Michigan State University is represented by the Michigan State Spartans. It can be considered one of the best college football teams out there, seeing as how it can claim six national championships as well as nine Big Ten championships. Here are 10 things that you may or may not have known about the Michigan State Spartans:

1. The School Used to Use Aggies

There was a time when Michigan State University used Aggies, which is presumably because the school was still called Michigan Agricultural College in those times. When the school changed names from Michigan Agricultural College to Michigan State College, it held a contest to choose a new nickname.

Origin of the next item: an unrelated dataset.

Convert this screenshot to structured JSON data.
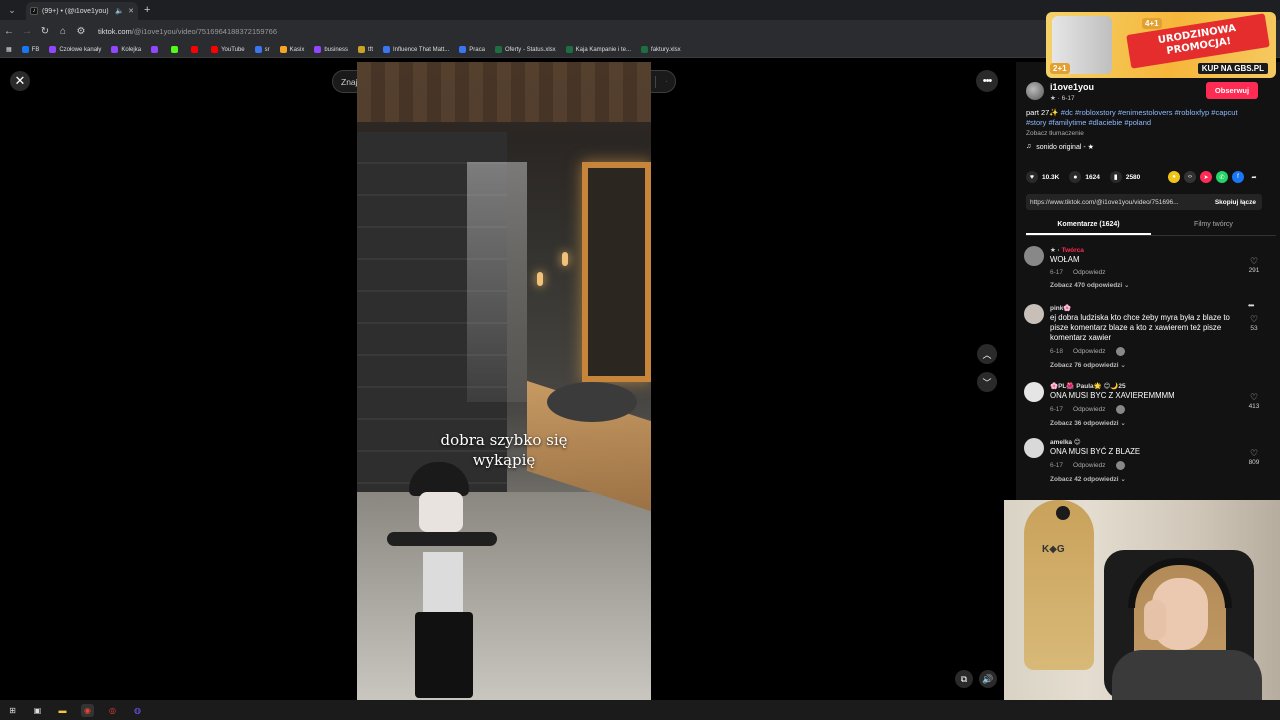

2. The School Chose Staters

However, the school wasn’t the one that chose Spartans. Instead, it chose the much more cumbersome Staters, which met with a less than enthusiastic response from the sports editor of the Lansing State Journal George S. Alderton. Primarily, this is because Alderton thought that the name wouldn’t be practical for use in newspaper writing.

3. Alderton Searched through the Suggestions for a Better Name

As a result, Alderton asked Jim Hasselman of Information Services to see if the school had held onto the submitted suggestions. The answer turned out to be “Yes,” which is why Alderton was able to find something that he liked much better in the form of the Spartans.

4. No One Knows Who Suggested the Spartans

Unfortunately, Alderton forgot to record the information of who had submitted the Spartans suggestion. As a result, it remains unknown to the present who the Michigan State Spartans can thank for their name.

5. Alderton Popularized the Spartans

Amusingly, Alderton didn’t seek to change the school’s mind about what its name should be. Instead, he just started using Spartans in reference to the college football team. Initially, Alderton’s use of the name was sparing, but it wasn’t too long before he started including it in the headlines. Soon enough, other newspapers started using Spartans as well, with the student newspaper’s adoption of the name being what cemented it.

6. No One Knows When the Green and White Started Up

The Michigan State Spartans are famous for their green and white color scheme. However, no one knows when those colors started seeing use because the records are rather sketchy. For instance, it is known that the Athletic Association started using a green monogram for athletes who participated in intercollegiate events in 1899. However, the green and white don’t seem to have seen widespread use until 1903, which was when Chester L. Brewer took up the post of the school’s first director of athletics.

7. The Mascot Is Sparty

Michigan State University has one of the better-known mascots in the form of Sparty, who is supposed to be a stylized representation of a Spartan warrior. With that said, the costume bears more of a resemblance to a Roman warrior because of the Roman-style helmet.

8. There Are Various Traditions Associated with Sparty

There are a number of traditions associated with the statue called Sparty that can be found on the campus. For example, there are some Spartan fans who will take photos with the statue to commemorate important life events. As a result, it isn’t uncommon to see everyone from newlyweds to new graduates with their families at the site during the right seasons.

9. There Is a Gruff Sparty

It is interesting to note that there is a “Gruff” Sparty with a scowl as well as a few days’ worth of whiskers that sees use in printed literature. Historically speaking, Spartan warriors would have had beards because the ancient Greeks saw beards as a sign of masculinity. Furthermore, those beards would have been kept well-maintained under normal circumstances, particularly since the Spartans put a big emphasis on personal grooming even when they were out to fight a war.

10. The Fight Song Was Written By Francis Irving Lankey

Michigan State University’s fight song was written by one Francis Irving Lankey, a civil engineering major who was inspired by the fight songs of Michigan and Wisconsin in 1913. Unfortunately, he never got the chance to see his song popularized because it was his girlfriend who did that for him by publishing his work a few months after he had died in a plane crash because of a volunteer air demonstration in 1919.